New sermon series: The Coming of the Son

Dear Redeemer Family and Friends,
We are doing something a bit different in our life together this Advent. Different not in the sense of taking up a new practice, but in recovering an older pattern begun during the first centuries of church history after Christ’s resurrection and ascension, that of pondering the return of Christ in this season when the days grow shorter and the nights grow longer. And so, our Advent sermon series this year will be “The Coming of the Son,” studies on the return of Jesus from 1 Thessalonians.

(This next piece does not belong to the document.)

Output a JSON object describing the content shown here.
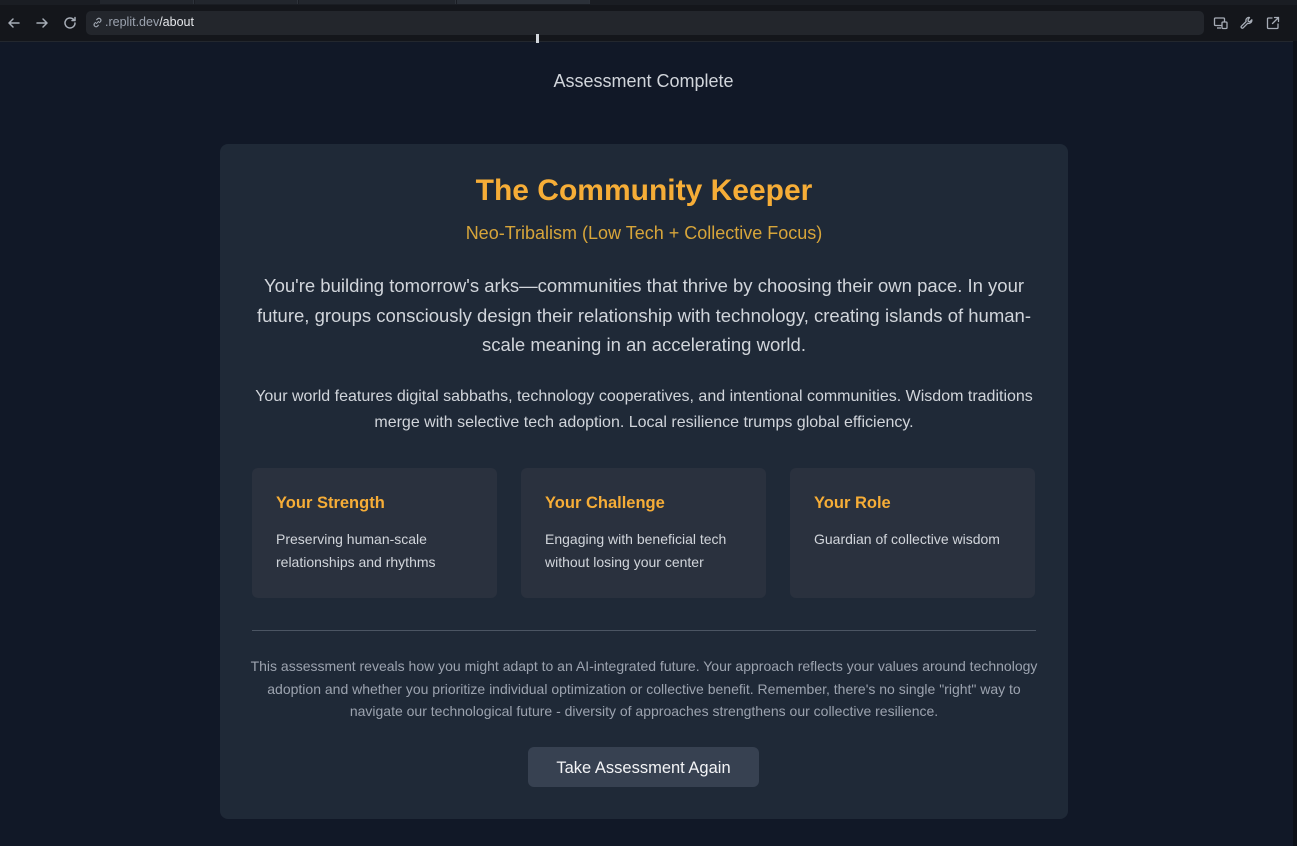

Though we are approaching the end of our calendar year, the church year will begin anew on the First Sunday of Advent, falling this year on Sunday, November 30th. Advent means “coming” or “arrival.” As Advent begins, we remember that Jesus has promised to come again to make all things new, in the cosmos and in the lives of his people. Even as Christ came once into the world to save sinners like us, he will most assuredly come again to renew all things and to make all wrongs right.
Early Christians focused far more on the return of Christ on a continual basis than we tend to do, while we (modern, Western, more affluent Christians) often seek to iron Christ’s coming again out of the fabric of our faith journeys, as though it were an unwanted wrinkle that we could press away. So, it is no surprise that Christians developed practices to remember the return of Christ, even before they formed traditions of celebrating Christmas. Advent early on was a season, much like Lent, of penitential reflection, to live humbly and soberly in light of Christ’s imminent return. New converts, who waited for their own baptisms around the remembrance of Jesus’ baptism, marked in the season of Epiphany (early January), started their discipleship with reflections of living in light of Christ’s return in an Advent time of preparation.
This emphasis on the coming again of the Son was not just an ancient one. The British poet and pastor, John Donne, wondered aloud: “What if this present were the world’s last night?” We ask that question hardly at all. C.S. Lewis challenges us: “...It seems to me impossible to retain in any recognizable form our belief in the Divinity of Christ and the truth of the Christian revelation while abandoning, or even persistently neglecting, the promised, and threatened, return. ...If this is not an integral part of the faith once given to the saints, I do not know what is.” Indeed.
We need to come back to this wisdom, ancient and more modern, of living in light of the return of our Lord. The church in Thessalonica had all kinds of questions and concerns about Christ’s return, so Paul’s letter to them is dominated with this theme. We will dig in here for a few weeks, even as we sing our Christmas carols and put up our Christmas trees.
If you are burdened by murder in Nigeria and the war in Ukraine, or political instability and injustice closer to home, or caring for aging family members, or moving toward estranged children or parents, or the never-ending cycle of flus and viruses and illnesses and cancers, or the fractured marriages and friendships that can make life so painful, or the sin patterns that seem to hang on and on, then Advent is for you. It is a space to express your longing for Jesus to come again soon and bring in the fullness of his kingdom. Let us look for the faith, joy, hope, and love of the Gospel of Christ to come to us anew this Advent, as we wait for him to come again. May the Lord make it so, even as we await his day! Amen.